Diggin’ On Kafka

Posted on: Thu 11 April 2013

Putting Apache Kafka through it’s paces at the office and I’m starting to like what I see after some initial confusion.

Why we built this

Kafka is a messaging system that was originally developed at LinkedIn to serve as the foundation for LinkedIn’s activity stream and operational data processing pipeline. It is now used at a variety of different companies for various data pipeline and messaging uses.

Activity stream data is a normal part of any website for reporting on usage of the site. Activity data is things like page views, information about what content was shown, searches, etc. This kind of thing is usually handled by logging the activity out to some kind of file and then periodically aggregating these files for analysis. Operational data is data about the performance of servers (CPU, IO usage, request times, service logs, etc) and a variety of different approaches to aggregating operational data are used.

In recent years, activity and operational data has become a critical part of the production features of websites, and a slightly more sophisticated set of infrastructure is needed.

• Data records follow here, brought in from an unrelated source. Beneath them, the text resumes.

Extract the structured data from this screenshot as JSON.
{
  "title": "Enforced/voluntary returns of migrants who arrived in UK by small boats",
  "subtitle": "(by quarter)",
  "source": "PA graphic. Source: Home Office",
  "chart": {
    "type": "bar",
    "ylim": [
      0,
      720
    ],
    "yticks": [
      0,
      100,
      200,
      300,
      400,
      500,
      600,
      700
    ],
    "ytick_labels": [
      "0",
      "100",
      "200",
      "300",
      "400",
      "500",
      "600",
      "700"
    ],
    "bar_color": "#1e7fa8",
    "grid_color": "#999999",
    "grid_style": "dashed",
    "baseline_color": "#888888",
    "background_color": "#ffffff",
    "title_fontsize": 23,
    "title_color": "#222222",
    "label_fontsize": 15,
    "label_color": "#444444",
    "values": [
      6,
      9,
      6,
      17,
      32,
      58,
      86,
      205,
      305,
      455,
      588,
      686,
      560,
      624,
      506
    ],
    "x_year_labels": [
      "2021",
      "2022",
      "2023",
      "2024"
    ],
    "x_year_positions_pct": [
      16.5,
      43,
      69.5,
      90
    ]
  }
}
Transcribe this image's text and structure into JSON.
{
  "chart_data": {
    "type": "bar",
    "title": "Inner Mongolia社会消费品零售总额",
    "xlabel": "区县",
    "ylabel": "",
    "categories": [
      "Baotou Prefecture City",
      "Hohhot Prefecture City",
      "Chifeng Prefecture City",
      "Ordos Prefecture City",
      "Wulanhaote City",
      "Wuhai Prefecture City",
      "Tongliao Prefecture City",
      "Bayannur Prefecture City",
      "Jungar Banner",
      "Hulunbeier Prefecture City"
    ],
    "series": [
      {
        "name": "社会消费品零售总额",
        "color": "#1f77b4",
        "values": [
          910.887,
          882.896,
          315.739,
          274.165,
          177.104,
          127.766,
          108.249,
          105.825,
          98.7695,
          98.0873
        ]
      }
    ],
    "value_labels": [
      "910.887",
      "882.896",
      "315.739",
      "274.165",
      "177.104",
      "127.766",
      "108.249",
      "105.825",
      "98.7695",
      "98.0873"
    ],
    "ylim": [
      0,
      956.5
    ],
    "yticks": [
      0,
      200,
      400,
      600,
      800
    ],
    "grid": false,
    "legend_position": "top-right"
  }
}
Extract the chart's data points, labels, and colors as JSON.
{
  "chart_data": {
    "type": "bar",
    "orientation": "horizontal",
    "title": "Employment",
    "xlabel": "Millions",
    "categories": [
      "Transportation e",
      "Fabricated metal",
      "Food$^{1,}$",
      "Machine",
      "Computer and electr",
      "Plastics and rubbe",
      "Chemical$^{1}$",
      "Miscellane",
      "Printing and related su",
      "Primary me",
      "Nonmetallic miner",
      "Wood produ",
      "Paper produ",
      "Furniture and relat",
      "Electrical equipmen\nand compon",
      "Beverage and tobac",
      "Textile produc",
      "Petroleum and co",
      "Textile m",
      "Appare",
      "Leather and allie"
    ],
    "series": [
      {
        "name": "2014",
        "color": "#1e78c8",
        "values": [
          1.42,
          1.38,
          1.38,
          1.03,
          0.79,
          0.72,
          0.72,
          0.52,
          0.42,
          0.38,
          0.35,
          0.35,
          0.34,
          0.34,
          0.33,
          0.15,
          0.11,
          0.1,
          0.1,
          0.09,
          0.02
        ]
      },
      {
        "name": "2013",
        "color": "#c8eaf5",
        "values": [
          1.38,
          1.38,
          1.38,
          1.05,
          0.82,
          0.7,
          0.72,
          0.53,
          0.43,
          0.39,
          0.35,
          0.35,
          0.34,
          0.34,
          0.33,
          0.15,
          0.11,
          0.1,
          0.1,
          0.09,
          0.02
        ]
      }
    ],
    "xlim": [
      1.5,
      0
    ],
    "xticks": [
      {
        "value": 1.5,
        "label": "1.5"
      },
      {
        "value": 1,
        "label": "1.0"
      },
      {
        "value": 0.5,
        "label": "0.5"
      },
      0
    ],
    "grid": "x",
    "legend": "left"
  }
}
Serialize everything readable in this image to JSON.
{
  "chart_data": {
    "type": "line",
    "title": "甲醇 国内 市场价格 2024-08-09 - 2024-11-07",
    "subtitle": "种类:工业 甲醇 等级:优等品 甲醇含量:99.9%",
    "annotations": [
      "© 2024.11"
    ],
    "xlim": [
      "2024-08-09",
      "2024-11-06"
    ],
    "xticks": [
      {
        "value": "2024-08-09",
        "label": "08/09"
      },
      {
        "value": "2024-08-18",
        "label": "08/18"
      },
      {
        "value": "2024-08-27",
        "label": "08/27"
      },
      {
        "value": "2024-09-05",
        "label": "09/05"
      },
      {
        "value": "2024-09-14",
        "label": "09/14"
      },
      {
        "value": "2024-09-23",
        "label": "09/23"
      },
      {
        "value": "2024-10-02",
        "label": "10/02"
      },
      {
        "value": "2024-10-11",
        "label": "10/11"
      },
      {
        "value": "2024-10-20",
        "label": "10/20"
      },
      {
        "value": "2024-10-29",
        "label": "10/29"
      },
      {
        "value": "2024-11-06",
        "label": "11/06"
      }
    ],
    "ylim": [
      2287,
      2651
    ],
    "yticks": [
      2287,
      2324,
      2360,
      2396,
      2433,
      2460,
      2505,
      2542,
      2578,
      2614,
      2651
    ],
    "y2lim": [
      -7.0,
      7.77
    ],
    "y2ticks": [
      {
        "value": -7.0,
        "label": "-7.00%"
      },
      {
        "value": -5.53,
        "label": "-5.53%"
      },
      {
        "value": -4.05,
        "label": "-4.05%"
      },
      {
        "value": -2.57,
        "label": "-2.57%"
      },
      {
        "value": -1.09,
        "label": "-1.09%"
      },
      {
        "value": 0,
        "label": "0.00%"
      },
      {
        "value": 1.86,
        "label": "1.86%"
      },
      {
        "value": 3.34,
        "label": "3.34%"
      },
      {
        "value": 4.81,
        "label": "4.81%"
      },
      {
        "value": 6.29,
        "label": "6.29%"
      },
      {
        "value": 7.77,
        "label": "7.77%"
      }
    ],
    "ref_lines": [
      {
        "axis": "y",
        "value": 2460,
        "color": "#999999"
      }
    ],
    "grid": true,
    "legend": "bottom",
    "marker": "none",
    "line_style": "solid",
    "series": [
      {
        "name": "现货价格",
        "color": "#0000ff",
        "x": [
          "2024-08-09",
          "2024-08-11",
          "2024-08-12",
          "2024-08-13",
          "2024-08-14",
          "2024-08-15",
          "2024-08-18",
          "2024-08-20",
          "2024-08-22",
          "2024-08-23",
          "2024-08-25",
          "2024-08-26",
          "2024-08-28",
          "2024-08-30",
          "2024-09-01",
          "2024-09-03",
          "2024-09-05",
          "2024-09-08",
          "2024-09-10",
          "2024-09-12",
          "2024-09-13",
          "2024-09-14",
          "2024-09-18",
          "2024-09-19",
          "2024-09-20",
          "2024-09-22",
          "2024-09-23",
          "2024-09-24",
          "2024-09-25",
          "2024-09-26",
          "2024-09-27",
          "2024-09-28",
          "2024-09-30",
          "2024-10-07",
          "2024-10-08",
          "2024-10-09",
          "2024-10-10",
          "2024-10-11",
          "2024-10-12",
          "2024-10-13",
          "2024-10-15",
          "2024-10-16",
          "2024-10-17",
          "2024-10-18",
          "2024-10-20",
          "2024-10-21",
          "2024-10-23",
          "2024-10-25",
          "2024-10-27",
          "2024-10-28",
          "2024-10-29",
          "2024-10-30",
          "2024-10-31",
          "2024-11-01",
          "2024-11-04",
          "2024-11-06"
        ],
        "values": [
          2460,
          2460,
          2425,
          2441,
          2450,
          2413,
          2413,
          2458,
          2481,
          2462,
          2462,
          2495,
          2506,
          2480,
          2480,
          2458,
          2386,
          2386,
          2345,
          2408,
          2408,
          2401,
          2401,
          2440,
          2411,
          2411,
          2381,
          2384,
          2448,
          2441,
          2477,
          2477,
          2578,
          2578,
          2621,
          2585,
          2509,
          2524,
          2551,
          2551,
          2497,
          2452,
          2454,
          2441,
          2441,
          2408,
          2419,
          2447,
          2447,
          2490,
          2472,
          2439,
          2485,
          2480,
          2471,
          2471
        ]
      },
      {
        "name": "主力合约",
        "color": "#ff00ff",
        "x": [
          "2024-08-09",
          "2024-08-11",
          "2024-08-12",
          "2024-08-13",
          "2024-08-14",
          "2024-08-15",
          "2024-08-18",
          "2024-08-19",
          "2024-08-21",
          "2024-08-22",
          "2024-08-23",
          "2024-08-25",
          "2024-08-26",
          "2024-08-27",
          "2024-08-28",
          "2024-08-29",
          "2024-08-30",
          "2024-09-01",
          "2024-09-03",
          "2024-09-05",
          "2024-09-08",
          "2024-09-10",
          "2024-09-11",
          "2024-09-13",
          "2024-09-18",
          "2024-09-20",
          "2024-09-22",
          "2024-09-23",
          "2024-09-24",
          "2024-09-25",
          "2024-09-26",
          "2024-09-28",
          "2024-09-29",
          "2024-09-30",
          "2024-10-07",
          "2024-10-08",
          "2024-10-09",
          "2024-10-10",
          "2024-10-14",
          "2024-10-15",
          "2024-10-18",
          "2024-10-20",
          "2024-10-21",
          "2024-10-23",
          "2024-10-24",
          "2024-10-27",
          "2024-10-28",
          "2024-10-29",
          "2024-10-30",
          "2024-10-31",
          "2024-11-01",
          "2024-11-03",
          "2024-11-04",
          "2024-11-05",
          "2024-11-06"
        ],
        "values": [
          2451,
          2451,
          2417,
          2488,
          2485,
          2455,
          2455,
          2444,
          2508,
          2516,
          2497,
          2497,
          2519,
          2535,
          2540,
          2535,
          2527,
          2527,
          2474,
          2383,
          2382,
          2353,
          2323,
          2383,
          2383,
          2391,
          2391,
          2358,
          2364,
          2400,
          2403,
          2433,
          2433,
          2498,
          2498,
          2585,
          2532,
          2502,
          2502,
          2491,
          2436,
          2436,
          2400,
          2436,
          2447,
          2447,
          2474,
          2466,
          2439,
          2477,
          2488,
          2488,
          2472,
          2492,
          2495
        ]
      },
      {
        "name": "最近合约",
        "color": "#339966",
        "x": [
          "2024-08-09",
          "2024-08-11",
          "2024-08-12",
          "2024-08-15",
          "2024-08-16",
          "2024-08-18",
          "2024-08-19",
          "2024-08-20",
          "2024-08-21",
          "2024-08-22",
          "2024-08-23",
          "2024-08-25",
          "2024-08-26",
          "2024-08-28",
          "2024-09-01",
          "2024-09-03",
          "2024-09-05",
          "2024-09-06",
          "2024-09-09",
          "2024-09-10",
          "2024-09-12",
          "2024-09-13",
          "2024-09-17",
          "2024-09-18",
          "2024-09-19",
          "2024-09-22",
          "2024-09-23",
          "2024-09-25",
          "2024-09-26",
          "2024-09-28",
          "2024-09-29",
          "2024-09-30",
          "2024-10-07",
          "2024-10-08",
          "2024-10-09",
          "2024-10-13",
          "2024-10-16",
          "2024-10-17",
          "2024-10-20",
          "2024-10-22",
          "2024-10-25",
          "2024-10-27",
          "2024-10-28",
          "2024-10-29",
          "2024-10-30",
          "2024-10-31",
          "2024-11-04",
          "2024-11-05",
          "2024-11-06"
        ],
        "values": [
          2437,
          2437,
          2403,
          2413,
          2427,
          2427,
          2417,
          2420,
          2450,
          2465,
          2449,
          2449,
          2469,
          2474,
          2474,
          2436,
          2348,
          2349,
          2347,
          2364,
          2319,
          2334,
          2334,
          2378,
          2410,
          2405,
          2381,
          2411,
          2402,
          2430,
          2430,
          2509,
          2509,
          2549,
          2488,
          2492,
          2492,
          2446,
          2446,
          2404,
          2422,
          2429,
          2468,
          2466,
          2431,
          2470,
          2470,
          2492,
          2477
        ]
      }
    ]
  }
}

I like their particular set of design choices. The client consumer side takes a little getting used to if you’re a lazy pub/sub guy like me. Kafka makes the client do a little bit more work and manage its own topic state. The upside is good to great performance, horizontal scaling, and a client can implement the message delivery semantics (at most once, at least once, exactly once) the client needs, without spoiling it for everyone else.

Great to see logical message offsets in the upcoming 0.8.x releases to make life a little easier.